What Happens With Too Much Iron

Your body has no efficient way to excrete excess iron. Small amounts leave through shed skin cells and intestinal lining, but there’s no active elimination pathway. This makes iron overload a real risk for certain people, particularly those with a genetic condition called hemochromatosis, which causes the gut to absorb far more iron than normal.

Excess iron accumulates in the liver, heart, and pancreas. Over time, this buildup damages those organs and can eventually cause them to fail. Symptoms of iron overload include joint pain, fatigue, general weakness, unexplained weight loss, and stomach pain. Because these symptoms overlap with many other conditions, iron overload often goes undiagnosed for years. A simple blood test measuring ferritin levels can reveal whether iron stores are dangerously high.

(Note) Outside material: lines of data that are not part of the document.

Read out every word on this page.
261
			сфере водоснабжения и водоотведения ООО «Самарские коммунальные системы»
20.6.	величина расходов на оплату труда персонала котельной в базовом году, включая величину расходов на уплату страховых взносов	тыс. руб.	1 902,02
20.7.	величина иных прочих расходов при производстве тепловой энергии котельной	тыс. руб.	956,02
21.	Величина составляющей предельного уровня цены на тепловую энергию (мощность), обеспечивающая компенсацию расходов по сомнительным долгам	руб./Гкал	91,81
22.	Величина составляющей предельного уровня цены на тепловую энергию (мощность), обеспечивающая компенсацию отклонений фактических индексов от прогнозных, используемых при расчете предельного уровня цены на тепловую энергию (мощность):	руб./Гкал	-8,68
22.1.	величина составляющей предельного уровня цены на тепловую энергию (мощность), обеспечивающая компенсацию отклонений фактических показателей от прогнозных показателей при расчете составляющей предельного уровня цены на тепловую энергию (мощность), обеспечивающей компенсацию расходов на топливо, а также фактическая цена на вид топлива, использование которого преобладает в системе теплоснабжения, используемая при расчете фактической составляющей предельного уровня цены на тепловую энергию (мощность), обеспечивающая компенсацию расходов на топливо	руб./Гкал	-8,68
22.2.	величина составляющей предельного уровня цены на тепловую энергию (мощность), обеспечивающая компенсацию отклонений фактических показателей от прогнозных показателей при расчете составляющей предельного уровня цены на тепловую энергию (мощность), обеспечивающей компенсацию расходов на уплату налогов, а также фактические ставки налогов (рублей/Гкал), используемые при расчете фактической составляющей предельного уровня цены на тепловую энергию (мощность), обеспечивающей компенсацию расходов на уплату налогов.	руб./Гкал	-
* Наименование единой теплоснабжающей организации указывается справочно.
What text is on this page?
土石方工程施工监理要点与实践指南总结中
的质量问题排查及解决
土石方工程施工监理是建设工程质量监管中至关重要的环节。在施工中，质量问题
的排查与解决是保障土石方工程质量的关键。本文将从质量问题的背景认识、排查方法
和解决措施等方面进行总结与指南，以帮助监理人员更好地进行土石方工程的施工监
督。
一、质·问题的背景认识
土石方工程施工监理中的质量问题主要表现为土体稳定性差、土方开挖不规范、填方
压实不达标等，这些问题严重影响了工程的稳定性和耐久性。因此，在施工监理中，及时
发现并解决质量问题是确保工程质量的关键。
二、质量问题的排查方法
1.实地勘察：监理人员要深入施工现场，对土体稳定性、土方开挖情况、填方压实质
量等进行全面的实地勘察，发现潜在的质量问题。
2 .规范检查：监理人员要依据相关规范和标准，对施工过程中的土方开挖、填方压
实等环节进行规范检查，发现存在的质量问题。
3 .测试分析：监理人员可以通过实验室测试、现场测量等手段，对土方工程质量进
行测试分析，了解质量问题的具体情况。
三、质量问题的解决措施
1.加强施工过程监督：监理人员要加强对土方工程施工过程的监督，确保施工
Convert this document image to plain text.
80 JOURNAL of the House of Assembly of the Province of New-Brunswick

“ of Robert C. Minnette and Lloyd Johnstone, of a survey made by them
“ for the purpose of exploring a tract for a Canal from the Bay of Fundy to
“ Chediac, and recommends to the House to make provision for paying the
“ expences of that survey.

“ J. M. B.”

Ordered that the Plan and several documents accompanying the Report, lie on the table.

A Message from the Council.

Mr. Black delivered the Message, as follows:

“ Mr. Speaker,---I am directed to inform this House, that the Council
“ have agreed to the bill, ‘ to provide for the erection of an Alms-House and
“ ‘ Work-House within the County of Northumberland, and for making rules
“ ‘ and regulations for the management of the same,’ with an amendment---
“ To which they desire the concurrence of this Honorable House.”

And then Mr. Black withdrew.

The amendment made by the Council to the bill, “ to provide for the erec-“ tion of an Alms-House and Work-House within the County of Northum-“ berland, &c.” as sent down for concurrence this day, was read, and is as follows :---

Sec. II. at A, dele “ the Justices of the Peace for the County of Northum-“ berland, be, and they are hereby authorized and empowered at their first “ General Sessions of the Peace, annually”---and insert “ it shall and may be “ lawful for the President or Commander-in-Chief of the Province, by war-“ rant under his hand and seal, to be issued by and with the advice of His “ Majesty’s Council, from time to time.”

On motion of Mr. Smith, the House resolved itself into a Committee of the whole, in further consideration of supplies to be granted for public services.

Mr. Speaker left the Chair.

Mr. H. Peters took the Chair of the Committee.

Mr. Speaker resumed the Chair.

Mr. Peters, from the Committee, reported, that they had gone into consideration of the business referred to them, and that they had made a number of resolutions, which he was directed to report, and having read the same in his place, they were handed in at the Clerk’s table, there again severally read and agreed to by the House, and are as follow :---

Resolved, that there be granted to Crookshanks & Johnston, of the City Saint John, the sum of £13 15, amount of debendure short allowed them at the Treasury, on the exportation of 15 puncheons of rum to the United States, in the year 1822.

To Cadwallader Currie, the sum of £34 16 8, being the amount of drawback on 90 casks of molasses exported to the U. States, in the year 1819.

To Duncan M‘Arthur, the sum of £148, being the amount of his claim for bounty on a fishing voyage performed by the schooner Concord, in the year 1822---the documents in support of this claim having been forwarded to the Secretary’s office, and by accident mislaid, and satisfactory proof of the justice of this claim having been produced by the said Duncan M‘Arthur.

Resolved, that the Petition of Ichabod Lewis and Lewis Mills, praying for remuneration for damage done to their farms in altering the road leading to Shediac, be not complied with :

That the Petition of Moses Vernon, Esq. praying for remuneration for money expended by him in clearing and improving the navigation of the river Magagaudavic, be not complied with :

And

Where Your Body’s Iron Actually Lives

Of the roughly 4 grams of iron in an adult body, the distribution is heavily skewed. About 65 to 70 percent is locked inside hemoglobin in red blood cells, actively shuttling oxygen. Another 10 percent resides in myoglobin within muscle tissue. A small fraction circulates on transferrin in the blood or sits inside iron-dependent enzymes throughout the body. The remainder, roughly 20 to 25 percent, is held in ferritin stores in the liver and macrophages, acting as a reserve your body can draw on when dietary intake falls short or demand rises.

This distribution explains why blood loss is the fastest route to iron depletion. Losing red blood cells, whether through heavy periods, surgery, or internal bleeding, directly drains the body’s largest iron compartment. The stored iron in the liver can compensate temporarily, but if losses continue without replacement, stores empty and anemia follows.